Moreover, we have a duty to our neighbours in the EU and to our friends in the US. We have to pull our weight, not merely because that is what grown-ups do, but also because if we renege on our military duties, we will lose politically elsewhere. The Eurocrats of Brussels are getting increasingly impatient with our dithering and intellectual equivocation over Nice and the European Reaction Force. They're hardly going to pay much attention to us when we decide to oppose Romano Prodi's insensate aspiration to control national budgets.

As we must - for there, now, lies a central piece of self-interest. If we surrender power over our economy to the high-taxation, high-state-expenditure, high-unemployment mandarins of Brussels, and to Potti Prodi in particular, we can bid farewell to the economic prosperity of the past 10 years.

In other words, the price of budgetary independence could well be for us to abandon our neutrality. When at last we publicly enter a real world in which we acknowledge that grown-up countries have real armies and a real ability to defend themselves, we will be in a far stronger position to defend our vital self-interests within the EU. To sacrifice those interests for the sake of defending the chimera of "neutrality" is insanity.

Workers' Party

To be sure, most Irish commentators will insist that our "neutrality" is respected around the world. That is simple poppycock. Our neutrality is a matter of ridicule throughout the chancelleries of Europe. Those who defend our neutrality today are probably the same sort of people who not so long ago had a soft spot for the political and economic bilge being spouted by the Workers' Party.

They call themselves "left", but they are reactionaries, living in an intellectual world which simply is unrelated to the real world we now live in.

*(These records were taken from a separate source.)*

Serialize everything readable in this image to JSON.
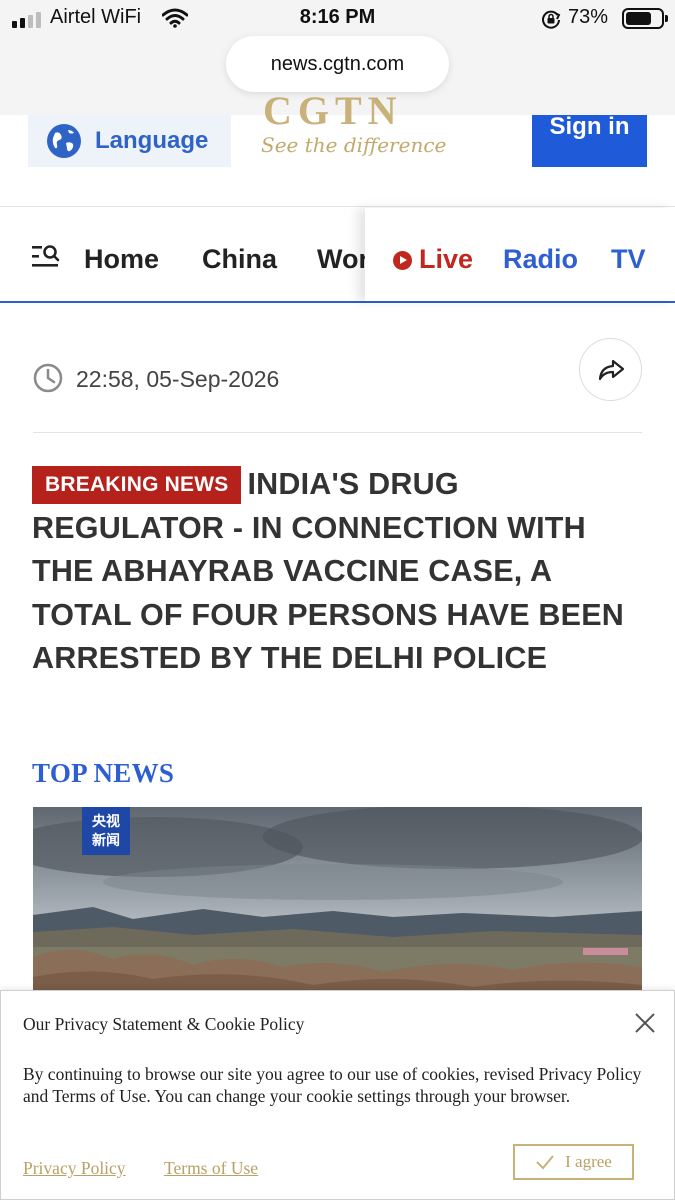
{
  "status_bar": {
    "carrier": "Airtel WiFi",
    "time": "8:16 PM",
    "battery_percent": "73%",
    "battery_level": 0.73,
    "signal_bars_on": 2,
    "signal_bars_total": 4
  },
  "browser": {
    "url": "news.cgtn.com"
  },
  "header": {
    "language_label": "Language",
    "logo_text": "CGTN",
    "logo_tagline": "See the difference",
    "signin_label": "Sign in"
  },
  "nav": {
    "items": [
      "Home",
      "China",
      "World"
    ],
    "live_label": "Live",
    "radio_label": "Radio",
    "tv_label": "TV"
  },
  "article": {
    "timestamp": "22:58, 05-Sep-2026",
    "badge": "BREAKING NEWS",
    "headline": "INDIA'S DRUG REGULATOR - IN CONNECTION WITH THE ABHAYRAB VACCINE CASE, A TOTAL OF FOUR PERSONS HAVE BEEN ARRESTED BY THE DELHI POLICE"
  },
  "top_news": {
    "heading": "TOP NEWS",
    "image_watermark_line1": "央视",
    "image_watermark_line2": "新闻"
  },
  "cookie_banner": {
    "title": "Our Privacy Statement & Cookie Policy",
    "body": "By continuing to browse our site you agree to our use of cookies, revised Privacy Policy and Terms of Use. You can change your cookie settings through your browser.",
    "privacy_link": "Privacy Policy",
    "terms_link": "Terms of Use",
    "agree_label": "I agree"
  },
  "colors": {
    "accent_blue": "#2f5fd0",
    "breaking_red": "#b5221c",
    "live_red": "#c0271e",
    "brand_gold": "#c9b27a"
  }
}
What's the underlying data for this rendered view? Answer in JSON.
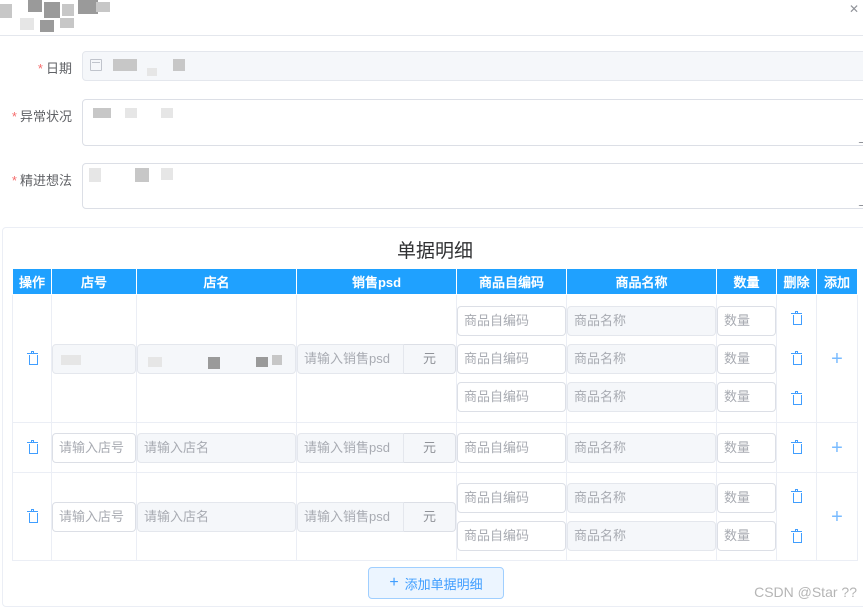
{
  "form": {
    "date_label": "日期",
    "issue_label": "异常状况",
    "idea_label": "精进想法",
    "required_mark": "*"
  },
  "detail": {
    "title": "单据明细",
    "headers": [
      "操作",
      "店号",
      "店名",
      "销售psd",
      "商品自编码",
      "商品名称",
      "数量",
      "删除",
      "添加"
    ],
    "store_no_placeholder": "请输入店号",
    "store_name_placeholder": "请输入店名",
    "sales_placeholder": "请输入销售psd",
    "unit": "元",
    "item_code_placeholder": "商品自编码",
    "item_name_placeholder": "商品名称",
    "qty_placeholder": "数量",
    "groups": [
      {
        "item_rows": 3,
        "store_filled": true
      },
      {
        "item_rows": 1,
        "store_filled": false
      },
      {
        "item_rows": 2,
        "store_filled": false
      }
    ],
    "add_button_label": "添加单据明细"
  },
  "watermark": "CSDN @Star ??",
  "colors": {
    "header_bg": "#1fa1ff",
    "required": "#f56c6c",
    "primary": "#409eff"
  }
}
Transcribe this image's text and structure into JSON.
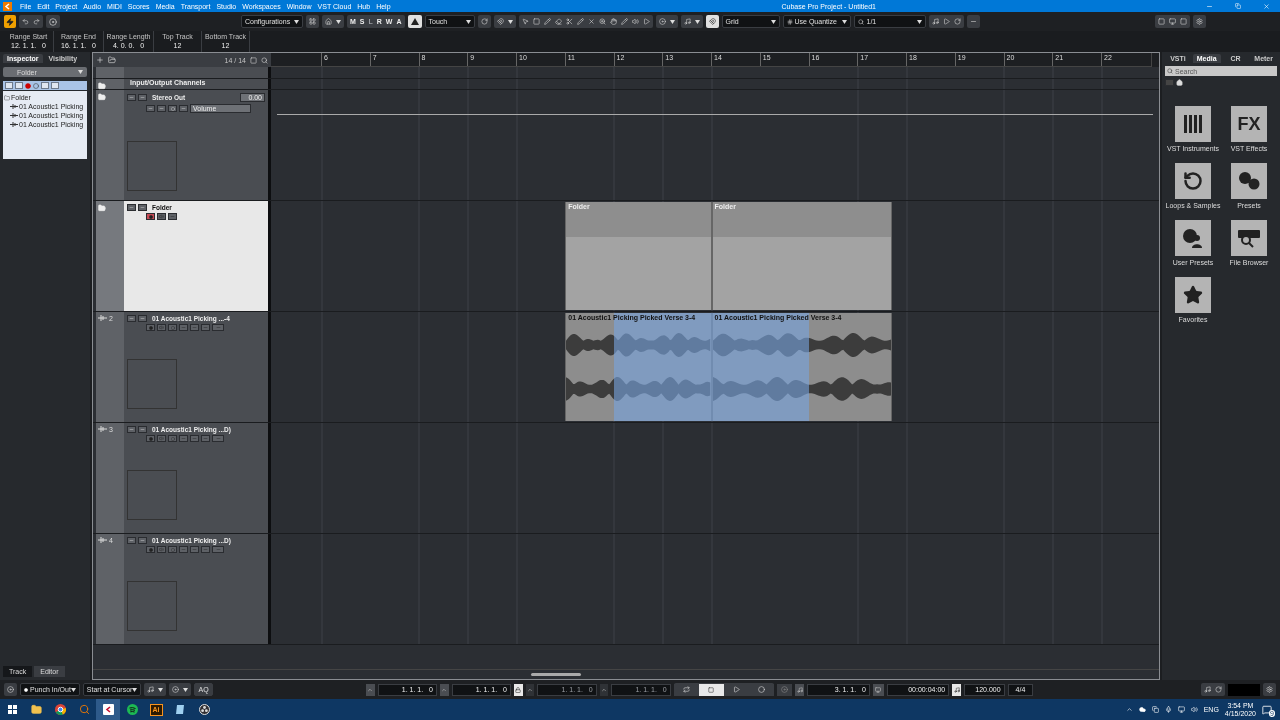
{
  "window": {
    "title": "Cubase Pro Project - Untitled1"
  },
  "menu": [
    "File",
    "Edit",
    "Project",
    "Audio",
    "MIDI",
    "Scores",
    "Media",
    "Transport",
    "Studio",
    "Workspaces",
    "Window",
    "VST Cloud",
    "Hub",
    "Help"
  ],
  "toolbar": {
    "configurations": "Configurations",
    "modes": [
      {
        "label": "M",
        "disabled": false
      },
      {
        "label": "S",
        "disabled": false
      },
      {
        "label": "L",
        "disabled": true
      },
      {
        "label": "R",
        "disabled": false
      },
      {
        "label": "W",
        "disabled": false
      },
      {
        "label": "A",
        "disabled": false
      }
    ],
    "automation_mode": "Touch",
    "snap_type": "Grid",
    "quantize_type": "Use Quantize",
    "quantize_value": "1/1"
  },
  "info_line": [
    {
      "label": "Range Start",
      "value": "12. 1. 1.   0"
    },
    {
      "label": "Range End",
      "value": "16. 1. 1.   0"
    },
    {
      "label": "Range Length",
      "value": "4. 0. 0.   0"
    },
    {
      "label": "Top Track",
      "value": "12"
    },
    {
      "label": "Bottom Track",
      "value": "12"
    }
  ],
  "inspector": {
    "tabs": [
      {
        "label": "Inspector",
        "selected": true
      },
      {
        "label": "Visibility",
        "selected": false
      }
    ],
    "section": "Folder",
    "tree": [
      {
        "label": "Folder",
        "children": [
          {
            "label": "01 Acoustic1 Picking"
          },
          {
            "label": "01 Acoustic1 Picking"
          },
          {
            "label": "01 Acoustic1 Picking"
          }
        ]
      }
    ],
    "bottom_tabs": [
      {
        "label": "Track",
        "selected": true
      },
      {
        "label": "Editor",
        "selected": false
      }
    ]
  },
  "project": {
    "track_count": "14 / 14",
    "ruler": [
      "6",
      "7",
      "8",
      "9",
      "10",
      "11",
      "12",
      "13",
      "14",
      "15",
      "16",
      "17",
      "18",
      "19",
      "20",
      "21",
      "22"
    ],
    "tracks": [
      {
        "kind": "folder",
        "name": "Input/Output Channels",
        "selected": false
      },
      {
        "kind": "output",
        "name": "Stereo Out",
        "value": "0.00",
        "parameter": "Volume",
        "selected": false
      },
      {
        "kind": "folder_track",
        "name": "Folder",
        "selected": true,
        "events": [
          {
            "label": "Folder"
          },
          {
            "label": "Folder"
          }
        ]
      },
      {
        "kind": "audio",
        "number": "2",
        "name": "01 Acoustic1 Picking ...-4",
        "selected": false,
        "range_selected": true,
        "events": [
          {
            "label": "01 Acoustic1 Picking Picked Verse 3-4"
          },
          {
            "label": "01 Acoustic1 Picking Picked Verse 3-4"
          }
        ]
      },
      {
        "kind": "audio",
        "number": "3",
        "name": "01 Acoustic1 Picking ...D)",
        "selected": false,
        "range_selected": false
      },
      {
        "kind": "audio",
        "number": "4",
        "name": "01 Acoustic1 Picking ...D)",
        "selected": false,
        "range_selected": false
      }
    ]
  },
  "media": {
    "tabs": [
      {
        "label": "VSTi",
        "selected": false
      },
      {
        "label": "Media",
        "selected": true
      },
      {
        "label": "CR",
        "selected": false
      },
      {
        "label": "Meter",
        "selected": false
      }
    ],
    "effects_glyph": "FX",
    "search": {
      "placeholder": "Search"
    },
    "checkbox": {
      "checked": false
    },
    "tiles": [
      {
        "kind": "instruments",
        "label": "VST Instruments"
      },
      {
        "kind": "effects",
        "label": "VST Effects"
      },
      {
        "kind": "loops",
        "label": "Loops & Samples"
      },
      {
        "kind": "presets",
        "label": "Presets"
      },
      {
        "kind": "user_presets",
        "label": "User Presets"
      },
      {
        "kind": "file_browser",
        "label": "File Browser"
      },
      {
        "kind": "favorites",
        "label": "Favorites"
      }
    ]
  },
  "transport": {
    "punch": "Punch In/Out",
    "start_mode": "Start at Cursor",
    "aq": "AQ",
    "locators": [
      {
        "value": "1. 1. 1.   0",
        "disabled": false
      },
      {
        "value": "1. 1. 1.   0",
        "disabled": false
      },
      {
        "value": "1. 1. 1.   0",
        "disabled": true
      },
      {
        "value": "1. 1. 1.   0",
        "disabled": true
      }
    ],
    "position": "3. 1. 1.   0",
    "time": "00:00:04:00",
    "tempo": "120.000",
    "signature": "4/4"
  },
  "taskbar": {
    "app_label": "Ai",
    "language": "ENG",
    "time": "3:54 PM",
    "date": "4/15/2020",
    "notifications": "9"
  }
}
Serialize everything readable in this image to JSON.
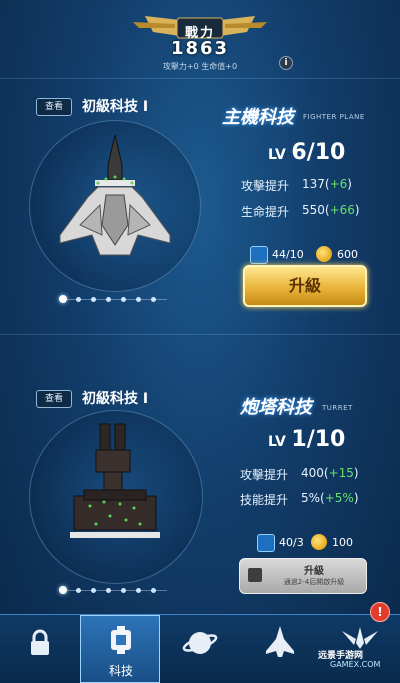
{
  "power": {
    "label": "戰力",
    "value": "1863",
    "sub": "攻擊力+0  生命值+0"
  },
  "info_icon": "i",
  "sections": [
    {
      "view_label": "查看",
      "tier": "初級科技 I",
      "title": "主機科技",
      "subtitle": "FIGHTER PLANE",
      "level_prefix": "LV",
      "level": "6/10",
      "stats": [
        {
          "label": "攻擊提升",
          "value": "137",
          "plus": "+6"
        },
        {
          "label": "生命提升",
          "value": "550",
          "plus": "+66"
        }
      ],
      "resource": "44/10",
      "cost": "600",
      "button": "升級"
    },
    {
      "view_label": "查看",
      "tier": "初級科技 I",
      "title": "炮塔科技",
      "subtitle": "TURRET",
      "level_prefix": "LV",
      "level": "1/10",
      "stats": [
        {
          "label": "攻擊提升",
          "value": "400",
          "plus": "+15"
        },
        {
          "label": "技能提升",
          "value": "5%",
          "plus": "+5%"
        }
      ],
      "resource": "40/3",
      "cost": "100",
      "button": "升級",
      "button_note": "通過2-4后開啟升級"
    }
  ],
  "nav": {
    "items": [
      {
        "icon": "lock-icon",
        "label": ""
      },
      {
        "icon": "tech-icon",
        "label": "科技"
      },
      {
        "icon": "planet-icon",
        "label": ""
      },
      {
        "icon": "jet-icon",
        "label": ""
      },
      {
        "icon": "wings-icon",
        "label": ""
      }
    ]
  },
  "alert": "!",
  "watermark": {
    "top": "远景手游网",
    "bottom": "GAMEX.COM"
  },
  "colors": {
    "accent_green": "#66e06a",
    "gold": "#e9b43a",
    "background": "#123d6a"
  }
}
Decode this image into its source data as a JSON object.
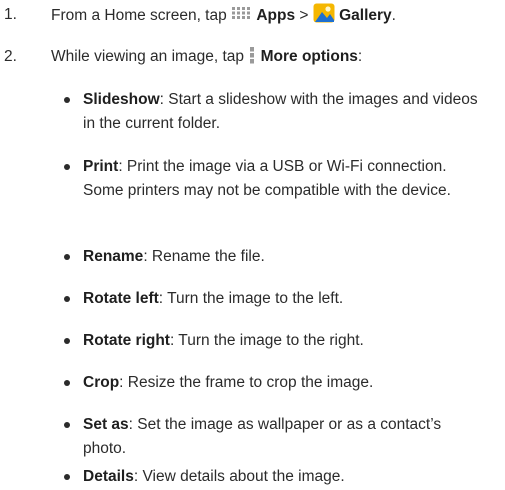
{
  "steps": [
    {
      "number": "1.",
      "pre": "From a Home screen, tap ",
      "apps_label": "Apps",
      "sep": " > ",
      "gallery_label": "Gallery",
      "end": "."
    },
    {
      "number": "2.",
      "pre": "While viewing an image, tap ",
      "more_label": "More options",
      "end": ":"
    }
  ],
  "options": [
    {
      "term": "Slideshow",
      "desc": ": Start a slideshow with the images and videos in the current folder."
    },
    {
      "term": "Print",
      "desc": ": Print the image via a USB or Wi-Fi connection. Some printers may not be compatible with the device."
    },
    {
      "term": "Rename",
      "desc": ": Rename the file."
    },
    {
      "term": "Rotate left",
      "desc": ": Turn the image to the left."
    },
    {
      "term": "Rotate right",
      "desc": ": Turn the image to the right."
    },
    {
      "term": "Crop",
      "desc": ": Resize the frame to crop the image."
    },
    {
      "term": "Set as",
      "desc": ": Set the image as wallpaper or as a contact’s photo."
    },
    {
      "term": "Details",
      "desc": ": View details about the image."
    }
  ],
  "icons": {
    "apps": "apps-grid-icon",
    "gallery": "gallery-icon",
    "more": "more-options-icon"
  },
  "colors": {
    "text": "#2b2b2b",
    "icon_gray": "#9a9a9a",
    "gallery_yellow": "#f5b700",
    "gallery_blue": "#1e6fd0"
  }
}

Within this post-September 11th reality, former Communist countries are queuing up to join a NATO in which even Russia will have a vital consultative role.

The Taoiseach has no meaningful opposition in the Dáil. He has been brave and clear-sighted in acknowledging the complexity of our military past. The forthcoming referendum on Nice gives him the historic opportunity to show real and decisive leadership about our military future. Irish neutrality is meaningful only in the impediment it offers to the pursuit of our own national self-interests. It's time to dump it.